Caring for those who need it most
Imagine for a moment growing up in a home where your parent never took you to see a pediatrician … that the only medical care you received was through the occasional visit to your hospital’s Emergency Department. There is a significant population in our community who has never experienced what many of us take for granted: a long-term relationship with a physician who knows our medical and immunization history, our unique health problems and our individual concerns. Many of us would say that we know our physicians so well that we consider them to be friends.
Almost 20 years ago, the first of Memorial’s Neighborhood Health Centers opened its doors in South Bend’s south side neighborhood. Ten years later, the second opened within the South Bend Center for the Homeless.

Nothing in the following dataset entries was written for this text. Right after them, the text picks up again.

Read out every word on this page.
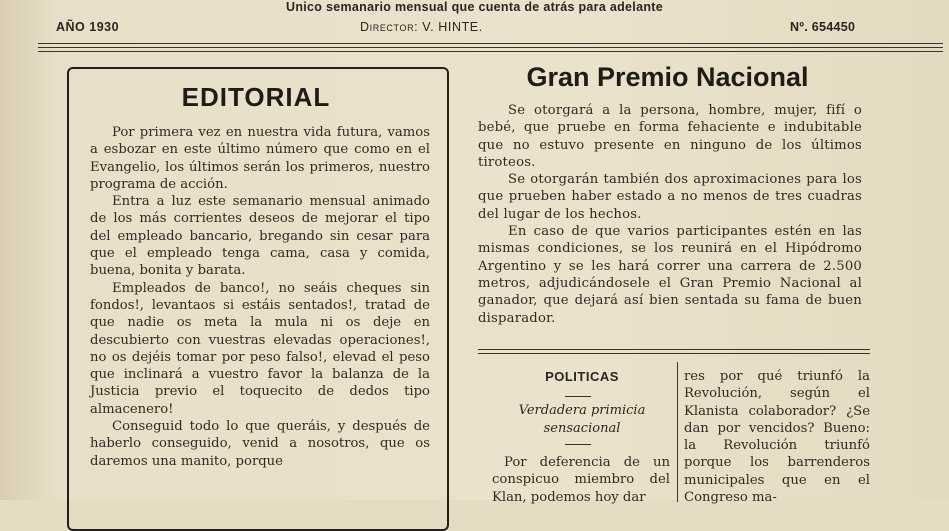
Unico semanario mensual que cuenta de atrás para adelante
AÑO 1930	Director: V. HINTE.	Nº. 654450
EDITORIAL

Por primera vez en nuestra vida futura, vamos a esbozar en este último número que como en el Evangelio, los últimos serán los primeros, nuestro programa de acción.

Entra a luz este semanario mensual animado de los más corrientes deseos de mejorar el tipo del empleado bancario, bregando sin cesar para que el empleado tenga cama, casa y comida, buena, bonita y barata.

Empleados de banco!, no seáis cheques sin fondos!, levantaos si estáis sentados!, tratad de que nadie os meta la mula ni os deje en descubierto con vuestras elevadas operaciones!, no os dejéis tomar por peso falso!, elevad el peso que inclinará a vuestro favor la balanza de la Justicia previo el toquecito de dedos tipo almacenero!

Conseguid todo lo que queráis, y después de haberlo conseguido, venid a nosotros, que os daremos una manito, porque

Gran Premio Nacional

Se otorgará a la persona, hombre, mujer, fifí o bebé, que pruebe en forma fehaciente e indubitable que no estuvo presente en ninguno de los últimos tiroteos.

Se otorgarán también dos aproximaciones para los que prueben haber estado a no menos de tres cuadras del lugar de los hechos.

En caso de que varios participantes estén en las mismas condiciones, se los reunirá en el Hipódromo Argentino y se les hará correr una carrera de 2.500 metros, adjudicándosele el Gran Premio Nacional al ganador, que dejará así bien sentada su fama de buen disparador.

POLITICAS
Verdadera primicia sensacional

Por deferencia de un conspicuo miembro del Klan, podemos hoy dar

res por qué triunfó la Revolución, según el Klanista colaborador? ¿Se dan por vencidos? Bueno: la Revolución triunfó porque los barrenderos municipales que en el Congreso ma-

A third center is scheduled to open on Memorial Hospital's campus later this year. The mission of the Memorial Neighborhood Health Centers is to provide comprehensive, affordable, quality health services for all people, regardless of their ability to pay. We believe in the importance of staffing with a consistent physician and medical team who will grow and nurture lifelong relationships with their patients.
The staff model of the Neighborhood Health Centers is unique in so many ways: both Neighborhood Health Centers are staffed by a full-time Memorial physician and a staff, which includes nurses, a family health coordinator and support staff. Our Neighborhood Health Centers are not reliant on volunteers to be open, and we provide care Monday – Friday from 8 a.m. to 5 p.m. When our patients come in, they are met with a familiar face at the front desk. Escorted to the exam room by their physician’s nurse, they meet with their personal physician for each visit. This is dramatically different than most health clinics, which are staffed by volunteer physicians or, quite frequently, physician assistants or nurses.
Highly skilled primary care physicians staff the Neighborhood Health Centers. Andy Shull, M.D., the primary physician at the Southeast Clinic, received a perfect score on his Board Certification Exam to become a physician. Brandon Zabukovic, M.D., the primary physician at the Central Clinic, has a master’s degree in public health. He recently received the American Academy Family Medicine Teaching Award.
Memorial has embraced what we call the “lost population,” those families who earn too much to qualify for Medicaid but too little to afford health insurance: a growing and significant population in our community. These are the most at-risk families and those who are most likely to give up the preventive care needed to keep us healthy. They are also the families most likely to not fill prescriptions or to skip doses in order to make the prescription last longer. Please, help us continue to ensure that they get the care they need.